Usurpação da Cátedra de Pedro
A notícia da morte de Estêvão IX detonou novas explosões de ambição dos príncipes temporais. Gregório, conde de Tusculum, aliado a outros senhores das proximidades de Roma, logo tentou impor o seu candidato. “Os conjurados penetraram de noite na cidade de Roma, que ficou presa do seu furor. No meio de um grande tumulto invadiram a Basílica de Latrão e proclamaram Papa o bispo João de Velletri, com o nome de Bento X. Pedro Damião, esse herói da fé e da disciplina eclesiástica, que acabava se ser promovido à sede de Óstia, acorreu com os cardeais a fim de protestarem contra essa horrível violência. Porém, os soldados precipitaram-se sobre eles, de espada em punho, para massacrá-los. Os cardeais, protegidos por alguns servidores fiéis, conseguiram sair da Basílica por uma porta secreta e abandonaram Roma” 6.
Primeira eleição realizada pelo Sacro Colégio
Por essa ocasião, o cardeal Hildebrando (futuro São Gregório VII) regressava de uma viagem à Alemanha. Ao saber da eleição, contra a proibição expressa do Papa Estêvão IX, deteve-se em Florença, a fim de organizar a eleição legítima, de acordo com o juramento feito anteriormente pelos cardeais.

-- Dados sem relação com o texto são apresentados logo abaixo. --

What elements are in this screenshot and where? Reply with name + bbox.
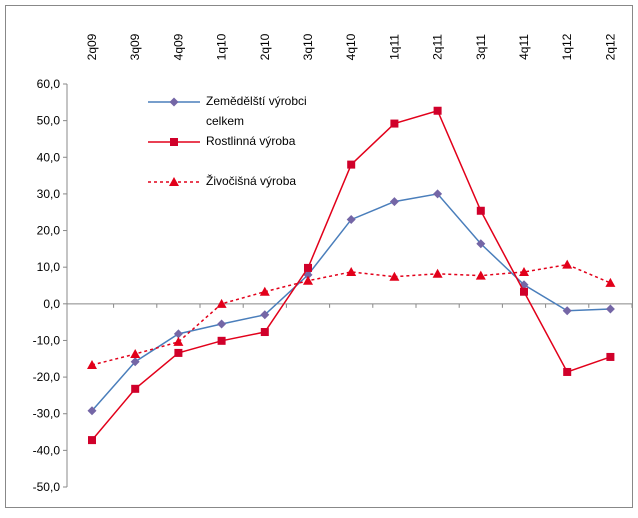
series-marker: [303, 275, 313, 285]
legend-marker: [169, 97, 179, 107]
x-tick-label: 2q12: [603, 33, 617, 60]
x-tick-label: 3q11: [474, 34, 488, 60]
x-tick-label: 4q11: [517, 34, 531, 60]
legend-entry: Zemědělští výrobci celkem: [206, 94, 307, 128]
series-marker: [174, 348, 183, 357]
legend-label: Zemědělští výrobci celkem: [206, 94, 307, 128]
y-tick-label: 10,0: [37, 260, 61, 274]
series-marker: [259, 286, 270, 296]
series-marker: [562, 259, 573, 269]
x-tick-label: 1q10: [215, 33, 229, 60]
y-tick-label: 0,0: [43, 297, 60, 311]
series-marker: [346, 215, 356, 225]
x-tick-label: 3q10: [301, 33, 315, 60]
series-marker: [562, 306, 572, 316]
series-marker: [346, 266, 357, 276]
series-marker: [433, 106, 442, 115]
series-marker: [217, 336, 226, 345]
series-marker: [390, 119, 399, 128]
series-marker: [87, 406, 97, 416]
y-tick-label: 40,0: [37, 150, 61, 164]
series-marker: [304, 263, 312, 272]
series-marker: [475, 270, 486, 280]
y-tick-label: -20,0: [33, 370, 61, 384]
series-marker: [130, 349, 141, 359]
x-tick-label: 2q11: [431, 34, 445, 60]
legend-entry: Živočišná výroba: [206, 174, 297, 188]
series-marker: [389, 271, 400, 281]
x-tick-label: 1q11: [387, 34, 401, 60]
x-tick-label: 2q09: [85, 33, 99, 60]
x-tick-label: 3q09: [128, 33, 142, 60]
x-tick-label: 4q09: [171, 33, 185, 60]
series-marker: [131, 384, 140, 393]
series-marker: [389, 197, 399, 207]
x-tick-label: 4q10: [344, 33, 358, 60]
series-marker: [433, 189, 443, 199]
series-marker: [260, 328, 269, 337]
y-tick-label: -50,0: [33, 480, 61, 494]
series-marker: [217, 319, 227, 329]
series-marker: [347, 160, 356, 169]
x-tick-label: 1q12: [560, 33, 574, 60]
series-marker: [432, 268, 443, 278]
chart-border: [5, 5, 633, 508]
x-tick-label: 2q10: [258, 33, 272, 60]
legend-label: Rostlinná výroba: [206, 134, 296, 148]
series-marker: [605, 277, 616, 287]
series-marker: [87, 360, 97, 370]
legend-entry: Rostlinná výroba: [206, 134, 296, 148]
series-marker: [216, 298, 227, 308]
y-tick-label: 50,0: [37, 114, 61, 128]
y-tick-label: 30,0: [37, 187, 61, 201]
y-tick-label: -30,0: [33, 407, 61, 421]
y-tick-label: -40,0: [33, 443, 61, 457]
series-marker: [563, 367, 572, 376]
series-marker: [88, 436, 96, 445]
y-tick-label: -10,0: [33, 333, 61, 347]
legend-marker: [169, 177, 179, 186]
series-marker: [519, 266, 529, 276]
y-tick-label: 60,0: [37, 77, 61, 91]
series-marker: [260, 310, 270, 320]
legend-marker: [170, 138, 178, 146]
series-marker: [173, 336, 184, 346]
y-tick-label: 20,0: [37, 224, 61, 238]
series-marker: [520, 287, 528, 296]
series-marker: [476, 239, 486, 249]
series-marker: [476, 206, 485, 215]
series-marker: [606, 352, 615, 361]
series-marker: [130, 357, 140, 367]
series-marker: [173, 329, 183, 339]
series-marker: [605, 304, 615, 314]
series-marker: [303, 270, 313, 280]
legend-label: Živočišná výroba: [206, 174, 297, 188]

Em Siena, Hildebrando propôs ao sólio pontifício o bispo de Florença, Gerardo, que foi eleito por unanimidade pelos cardeais, tomando o nome de Nicolau II. “No mês de janeiro de 1059 o Papa Nicolau foi recebido em Roma pelo clero e pelo povo com as devidas honras, sendo entronizado pelos cardeais e tomando posse da Santa Sé, segundo o costume” 7. Alguns dias depois, o antipapa Bento apresentou-se diante de Nicolau II, a fim de reconciliar-se com a Igreja, e assim normalizou-se a situação.
Embora o pontificado de Nicolau II tenha sido muito curto — apenas dois anos — marcou definitivamente a história da Igreja, ao instituir para todo o sempre, no Concílio de Latrão, em abril de 1059, que a eleição papal ficava reservada aos cardeais, isentando-a, assim, de ingerências e das ambições dos príncipes temporais:
“Decidimos — determina o decreto de Nicolau II — que, por morte do Soberano Pontífice da Igreja romana e universal, os cardeais-bispos regulem com o maior cuidado a questão do seu sucessor. Depois recorrerão aos cardeais-clérigos, ao restante do clero e ao povo, a fim de obterem o seu consentimento para a nova eleição. Que façam recair a sua escolha de preferência no seio da Igreja romana, se nela encontrarem um homem capaz; caso contrário, busquem-no em outra igreja” 8.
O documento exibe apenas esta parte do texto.